April 28, 2020 | 10:20pm

Three children with the coronavirus in New York are also being treated for a rare inflammatory condition, similar to the one that has sparked concerns in the UK and Italy.

The kids, who range in age from 6 months to 8 years, all had fever and inflammation of the heart and the gut, according to a specialist at Columbia University Medical Center.

“Right now, we’re at the very beginning of trying to understand what that represents,” Dr. Mark Gorelik told Reuters.

Of the three New York patients, one is critically ill, one is in intensive care and the third has been discharged.

Gorelik, a pediatric rheumatologist and immunologist, was called in to evaluate whether the children had Kawasaki disease, a condition thought to be linked to infection that causes inflammation in the walls of blood vessels.

He said he believes the children likely don’t have that illness, but a similar process that shares an underlying mechanism with Kawasaki.

“This has very similar features,” Gorelik said.

Italian and British medical experts are investigating a possible link between the coronavirus outbreak and clusters of severe inflammatory disease among infants, who have arrived at the countries’ hospitals with high fevers and inflamed arteries.

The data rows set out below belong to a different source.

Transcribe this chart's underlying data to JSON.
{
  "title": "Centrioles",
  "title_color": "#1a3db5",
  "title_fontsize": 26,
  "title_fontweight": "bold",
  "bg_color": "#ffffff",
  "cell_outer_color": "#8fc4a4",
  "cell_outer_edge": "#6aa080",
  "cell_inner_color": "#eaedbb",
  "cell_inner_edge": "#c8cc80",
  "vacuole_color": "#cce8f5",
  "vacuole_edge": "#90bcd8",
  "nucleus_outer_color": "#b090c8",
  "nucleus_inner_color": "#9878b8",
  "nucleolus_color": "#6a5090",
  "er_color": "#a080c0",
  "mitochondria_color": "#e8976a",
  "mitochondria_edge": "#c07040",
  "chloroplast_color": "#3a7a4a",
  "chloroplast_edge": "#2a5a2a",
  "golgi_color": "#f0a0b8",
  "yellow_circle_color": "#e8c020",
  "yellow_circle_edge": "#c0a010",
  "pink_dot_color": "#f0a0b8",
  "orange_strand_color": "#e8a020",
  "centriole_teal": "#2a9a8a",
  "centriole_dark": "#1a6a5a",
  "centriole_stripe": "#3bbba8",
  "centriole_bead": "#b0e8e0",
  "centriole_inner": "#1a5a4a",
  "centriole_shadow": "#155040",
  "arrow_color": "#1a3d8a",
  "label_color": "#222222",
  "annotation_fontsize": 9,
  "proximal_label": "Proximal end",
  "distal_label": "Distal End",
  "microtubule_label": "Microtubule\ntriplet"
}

The syndrome has been largely undetected in the United States, according to the American Academy of Pediatrics.

The three New York cases follow a report of a 6-month-old admitted to at Stanford University’s Lucile Packard Children’s Hospital with Kawasaki disease who was later diagnosed with COVID-19.

It’s possible that the coronavirus comes in two phases for children, who so far have been spared some of the disease’s more serious complications.

They may suffer an initial infection and then a secondary immune response that kicks in some weeks later, Gorelik said.

“It seems a week to two weeks later, you may have the immune system responding in a very disorganized way,” he said.